Quantification and statistical analysis
All experiments were performed at least three independent times. All images analysis has been quantified with the ImageJ software (version 1.8). The number of individual experiments and the number of cells or different organelles analyzed are indicated in the figure legends. We tested our datasets for normal distribution and chose an appropriate test accordingly using Prism 6.0 (GraphPad Software). Data are given as mean ± SEM. The nonparametric two-sided U test (Mann–Whitney U test) was used to test two samples with unequal variance. For more than two samples, we used nonparametric Kruskal–Wallis test. For a multiple factorial analysis of variance, two-way ANOVA was applied. P values < 0.05 were considered statistically significant (shown as a single asterisk in figures, P values < 5%); P values < 0.01 were considered highly statistically significant (shown as two asterisks in figures, P values < 1%); P values < 0.001 were considered very highly statistically significant (shown as three asterisks in figures, P values < 0.1%) and P values < 0.0001 were considered extremely highly statistically significant (shown as four asterisks in figures, P values < 0.01%).
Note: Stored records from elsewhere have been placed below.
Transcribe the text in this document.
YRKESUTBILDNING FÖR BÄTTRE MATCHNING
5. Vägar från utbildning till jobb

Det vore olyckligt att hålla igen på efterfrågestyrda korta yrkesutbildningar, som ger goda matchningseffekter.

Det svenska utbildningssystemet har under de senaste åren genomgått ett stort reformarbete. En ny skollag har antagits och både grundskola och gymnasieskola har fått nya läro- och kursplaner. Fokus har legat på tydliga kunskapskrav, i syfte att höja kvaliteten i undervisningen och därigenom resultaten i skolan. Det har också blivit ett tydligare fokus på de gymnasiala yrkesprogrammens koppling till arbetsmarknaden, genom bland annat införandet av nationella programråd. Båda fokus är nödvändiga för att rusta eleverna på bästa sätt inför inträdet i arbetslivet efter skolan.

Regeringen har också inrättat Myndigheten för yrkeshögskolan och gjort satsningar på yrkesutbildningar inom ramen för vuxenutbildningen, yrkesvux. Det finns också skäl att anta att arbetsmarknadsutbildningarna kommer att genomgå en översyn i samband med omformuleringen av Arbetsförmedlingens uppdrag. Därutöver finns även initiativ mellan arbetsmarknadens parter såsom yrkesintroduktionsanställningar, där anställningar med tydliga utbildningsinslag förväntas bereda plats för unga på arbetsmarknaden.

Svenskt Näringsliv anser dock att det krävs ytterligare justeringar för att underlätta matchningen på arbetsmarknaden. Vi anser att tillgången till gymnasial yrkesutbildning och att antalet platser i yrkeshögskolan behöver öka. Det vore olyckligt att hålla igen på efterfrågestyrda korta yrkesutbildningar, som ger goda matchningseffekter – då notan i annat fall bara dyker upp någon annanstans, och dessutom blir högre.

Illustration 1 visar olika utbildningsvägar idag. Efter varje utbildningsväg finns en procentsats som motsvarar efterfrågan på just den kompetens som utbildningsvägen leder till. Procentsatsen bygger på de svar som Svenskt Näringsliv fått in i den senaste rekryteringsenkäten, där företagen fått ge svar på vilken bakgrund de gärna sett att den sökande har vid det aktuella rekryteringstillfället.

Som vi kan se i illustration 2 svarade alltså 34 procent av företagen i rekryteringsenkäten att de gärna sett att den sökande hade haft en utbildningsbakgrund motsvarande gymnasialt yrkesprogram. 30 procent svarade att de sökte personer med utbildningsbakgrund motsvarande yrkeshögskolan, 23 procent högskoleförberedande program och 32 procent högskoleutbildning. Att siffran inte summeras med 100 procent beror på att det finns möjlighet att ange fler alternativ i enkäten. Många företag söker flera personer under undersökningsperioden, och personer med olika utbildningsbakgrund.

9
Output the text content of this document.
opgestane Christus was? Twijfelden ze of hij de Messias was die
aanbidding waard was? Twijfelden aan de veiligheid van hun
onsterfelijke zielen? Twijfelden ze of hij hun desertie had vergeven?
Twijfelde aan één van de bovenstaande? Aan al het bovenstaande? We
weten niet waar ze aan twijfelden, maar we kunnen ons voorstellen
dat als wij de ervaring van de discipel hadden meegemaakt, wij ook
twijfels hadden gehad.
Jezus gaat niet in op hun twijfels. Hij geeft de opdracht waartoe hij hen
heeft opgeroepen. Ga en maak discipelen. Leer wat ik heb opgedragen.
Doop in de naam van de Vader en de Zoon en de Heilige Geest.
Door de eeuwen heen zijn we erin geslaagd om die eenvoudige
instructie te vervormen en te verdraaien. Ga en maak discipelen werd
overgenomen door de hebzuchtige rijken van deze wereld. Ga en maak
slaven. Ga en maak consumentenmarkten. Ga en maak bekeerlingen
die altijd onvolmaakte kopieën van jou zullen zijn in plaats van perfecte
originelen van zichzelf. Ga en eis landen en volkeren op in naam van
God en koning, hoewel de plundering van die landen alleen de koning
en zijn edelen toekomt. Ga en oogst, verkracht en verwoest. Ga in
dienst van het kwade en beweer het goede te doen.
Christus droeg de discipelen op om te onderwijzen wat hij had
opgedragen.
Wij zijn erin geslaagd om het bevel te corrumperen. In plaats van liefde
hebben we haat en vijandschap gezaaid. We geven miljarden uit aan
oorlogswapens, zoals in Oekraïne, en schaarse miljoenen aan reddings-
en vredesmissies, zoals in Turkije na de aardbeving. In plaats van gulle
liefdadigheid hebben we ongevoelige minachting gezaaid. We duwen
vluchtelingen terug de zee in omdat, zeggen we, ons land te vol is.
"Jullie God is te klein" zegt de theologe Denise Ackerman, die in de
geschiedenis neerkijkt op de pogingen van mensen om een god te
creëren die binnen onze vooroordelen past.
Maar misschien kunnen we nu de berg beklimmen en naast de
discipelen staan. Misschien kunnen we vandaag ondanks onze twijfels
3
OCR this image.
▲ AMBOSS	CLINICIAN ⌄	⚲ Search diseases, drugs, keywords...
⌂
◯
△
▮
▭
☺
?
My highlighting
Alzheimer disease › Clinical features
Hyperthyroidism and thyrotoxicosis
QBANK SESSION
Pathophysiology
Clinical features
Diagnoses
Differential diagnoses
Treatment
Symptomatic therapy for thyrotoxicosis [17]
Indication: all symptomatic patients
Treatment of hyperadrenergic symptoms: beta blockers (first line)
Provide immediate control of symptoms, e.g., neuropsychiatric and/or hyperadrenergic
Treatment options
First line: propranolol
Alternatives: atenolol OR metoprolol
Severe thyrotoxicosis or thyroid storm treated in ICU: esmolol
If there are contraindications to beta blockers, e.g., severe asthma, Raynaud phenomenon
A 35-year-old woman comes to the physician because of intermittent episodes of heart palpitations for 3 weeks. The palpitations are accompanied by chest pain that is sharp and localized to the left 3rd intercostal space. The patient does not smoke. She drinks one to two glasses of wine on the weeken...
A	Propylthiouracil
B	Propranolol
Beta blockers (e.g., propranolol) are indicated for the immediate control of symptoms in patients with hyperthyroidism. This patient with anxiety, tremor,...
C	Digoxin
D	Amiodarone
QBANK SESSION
Samples were not randomized for the experiments. No samples were excluded from the analysis.
Mice
Control (C57BL/10) and mdx (C57BL/10 ScSn-Dmdmdx/J) mice were provided by Jackson Laboratory. The generation of control (mTORflox/flox) and muscle-specific mTOR knockout (HSA-Cre+; mTORflox/flox herein called mTORmKO) mice on F6; C57BL/6 background has been previously described in [60].
Animals were provided with mouse chow and water ad libitum in a restricted-access, specific pathogen-free animal care facility at AniRA PBES, Lyon, France. All procedures were performed in accordance with national and European legislation on animal experimentation.
Protein extract from tibialis anterior muscle of 11-week-old mdx and 16-week-old mTORmKO male mice were prepared as described in [60].